The access rate AR_i gives an approximation of the load
to a server
provided by the traffic to the site i . The working set WS_i
characterizes the memory (RAM) requirements by the site i .
These parameters provide a high level characterization of customers
(hosted web sites) and their system resource requirements. The sites
profiles accumulated on a daily (weekly) basis allow to
derive growth trends for those sites. ``Combined trend'' help to
evaluate and, more important, to predict the overall ``aggregate''
service growth, and do capacity panning and scaling of the underlying
infrastructure accordingly.
Traffic Characterization
It reports the number of successful requests (code 200),
conditional_get requests (code 304) and errors (the rest of the
codes). The percentage of conditional_get requests often indicates
the ``reuse'' factor for the documents on a server. These are the
documents cached somewhere in the Internet by proxy caches.

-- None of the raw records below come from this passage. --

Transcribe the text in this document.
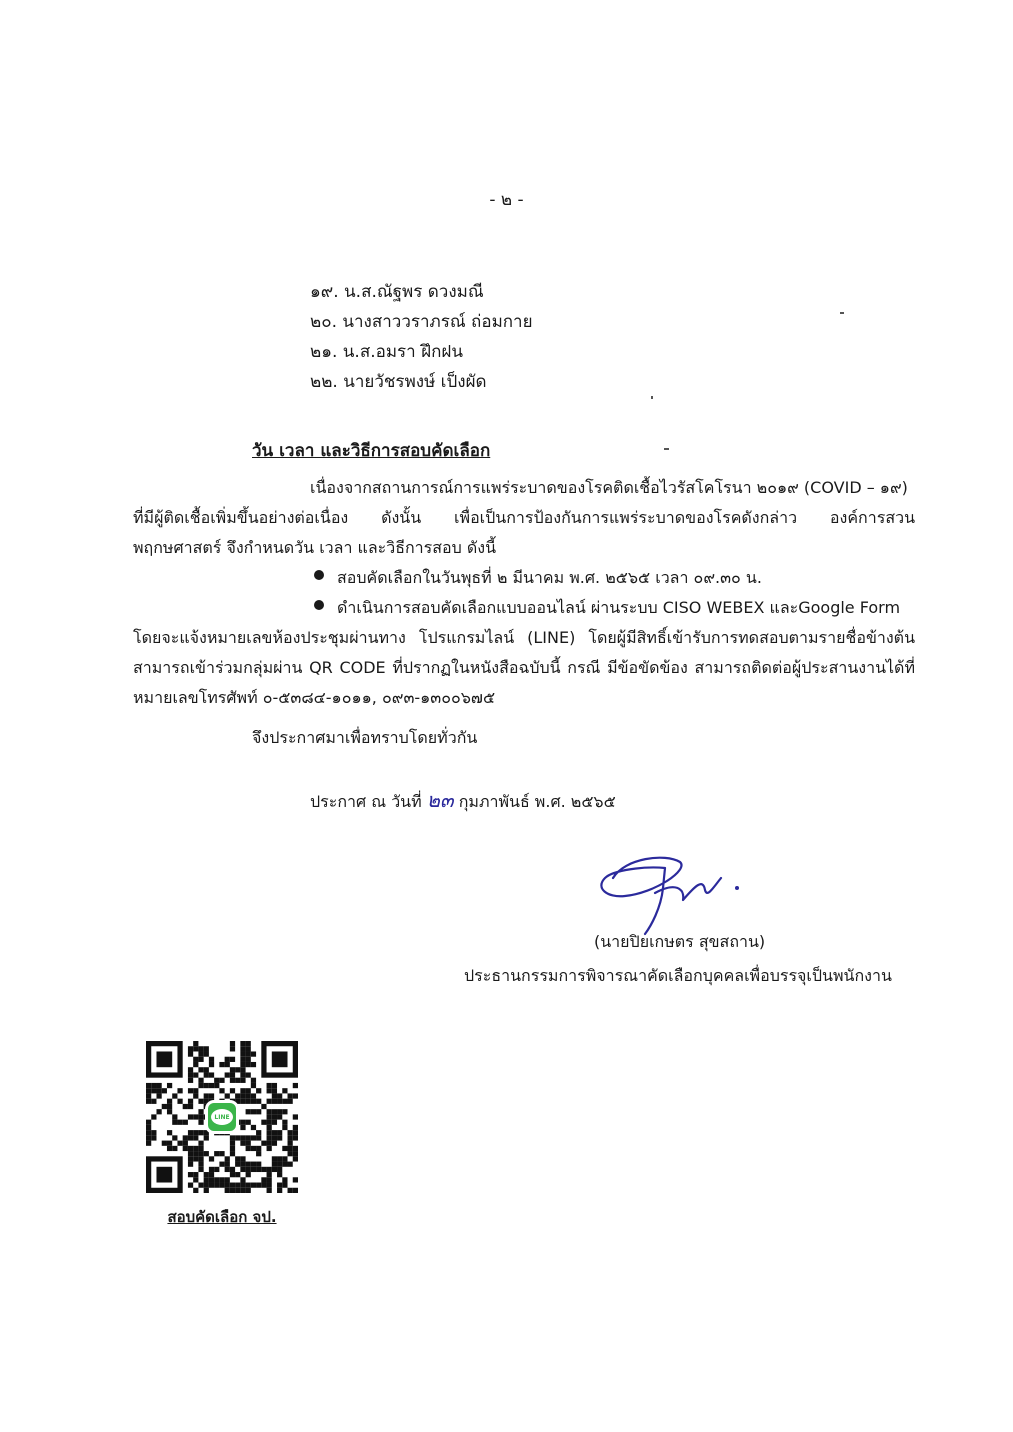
- ๒ -
๑๙. น.ส.ณัฐพร ดวงมณี
๒๐. นางสาววราภรณ์ ถ่อมกาย
๒๑. น.ส.อมรา ฝึกฝน
๒๒. นายวัชรพงษ์ เป็งผัด
วัน เวลา และวิธีการสอบคัดเลือก
เนื่องจากสถานการณ์การแพร่ระบาดของโรคติดเชื้อไวรัสโคโรนา ๒๐๑๙ (COVID – ๑๙)
ที่มีผู้ติดเชื้อเพิ่มขึ้นอย่างต่อเนื่อง ดังนั้น เพื่อเป็นการป้องกันการแพร่ระบาดของโรคดังกล่าว องค์การสวน
พฤกษศาสตร์ จึงกำหนดวัน เวลา และวิธีการสอบ ดังนี้
สอบคัดเลือกในวันพุธที่ ๒ มีนาคม พ.ศ. ๒๕๖๕ เวลา ๐๙.๓๐ น.
ดำเนินการสอบคัดเลือกแบบออนไลน์ ผ่านระบบ CISO WEBEX และGoogle Form
โดยจะแจ้งหมายเลขห้องประชุมผ่านทาง โปรแกรมไลน์ (LINE) โดยผู้มีสิทธิ์เข้ารับการทดสอบตามรายชื่อข้างต้น
สามารถเข้าร่วมกลุ่มผ่าน QR CODE ที่ปรากฏในหนังสือฉบับนี้ กรณี มีข้อขัดข้อง สามารถติดต่อผู้ประสานงานได้ที่
หมายเลขโทรศัพท์ ๐-๕๓๘๔-๑๐๑๑, ๐๙๓-๑๓๐๐๖๗๕
จึงประกาศมาเพื่อทราบโดยทั่วกัน
ประกาศ ณ วันที่ ๒๓ กุมภาพันธ์ พ.ศ. ๒๕๖๕
(นายปิยเกษตร สุขสถาน)
ประธานกรรมการพิจารณาคัดเลือกบุคคลเพื่อบรรจุเป็นพนักงาน
LINE
สอบคัดเลือก จป.
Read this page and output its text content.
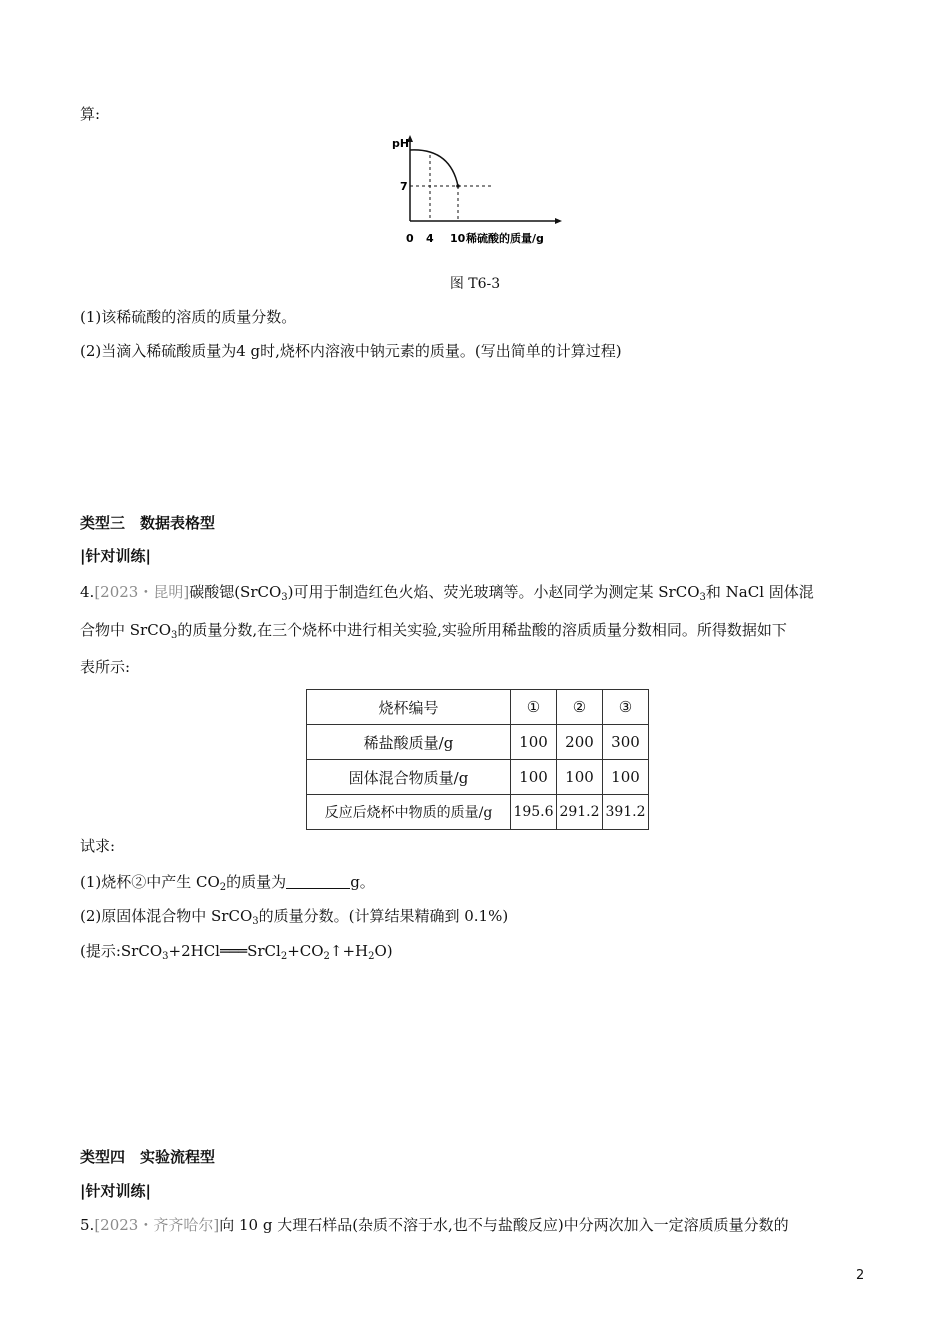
算:
pH
7
0 4 10 稀硫酸的质量/g
图 T6-3
(1)该稀硫酸的溶质的质量分数。
(2)当滴入稀硫酸质量为4 g时,烧杯内溶液中钠元素的质量。(写出简单的计算过程)
类型三　数据表格型
|针对训练|
4.[2023・昆明]碳酸锶(SrCO$_3$)可用于制造红色火焰、荧光玻璃等。小赵同学为测定某 SrCO$_3$和 NaCl 固体混
合物中 SrCO$_3$的质量分数,在三个烧杯中进行相关实验,实验所用稀盐酸的溶质质量分数相同。所得数据如下
表所示:
烧杯编号	①	②	③
稀盐酸质量/g	100	200	300
固体混合物质量/g	100	100	100
反应后烧杯中物质的质量/g	195.6	291.2	391.2
试求:
(1)烧杯②中产生 $CO_2$的质量为	g。
(2)原固体混合物中 SrCO$_3$的质量分数。(计算结果精确到 0.1%)
(提示$:SrCO_3+2HCl═══SrCl_2+CO_2↑+H_2O$)
类型四　实验流程型
|针对训练|
5.[2023・齐齐哈尔]向 10 g 大理石样品(杂质不溶于水,也不与盐酸反应)中分两次加入一定溶质质量分数的
2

WHAT provides statistics for the average response-file-size
(averaged across all successful requests with 200 code). We also build
a characterization of the file size distribution (average response size for 30/60/90% of all (200 code) requests).
WHAT reports a percentage of the files requested only a few times - the files
requested less than 2/6/10 times. This is another important characterization
of traffic which has a
close connection to document reuse and gives indication of memory
(RAM) efficiency for the analyzed workload. Most likely ``onetimers''
are the requests served from disk. This data is helpful in
understanding whether performance improvements can be achieved via
optimization of the caching or replacement strategy.
System Requirements Characterization
System requirements are characterized by the combined access rate and
working set of all the hosted sites (during the observed period of
time).
WHAT provides the combined size of ``onetimers''. High
percentage of ``onetimers'' and small memory size could cause bad site
performance.
In order to characterize the ``locality'' of overall traffic to the
site, we build a table of all accessed files with their sizes and
access frequency information, ordered in decreasing order by
frequency. WHAT provides working sets for 97/98/99% of all
(200 code) requests. The smaller numbers for 97/98/99% of the working
set indicate higher traffic locality: this means that the most
frequent requests target a smaller set of documents.
This characterization is very important for capacity planing and
provisioning goals. Practically, 97/98/99\% of the working set allows
to optimally plan for the actual RAM size of the underlying hardware
for web servers. It characterizes the ``actively used'' file subset
independently of the overall ``passive'' file set size.
More details on WHAT and its usage can be found in [CDJ99]:
L. Cherkasova, M.DeSouza, J.James:
Web Hosting Analysis Tool for Service Providers.
HP Laboratories Report No. HPL-1999-150, 1999.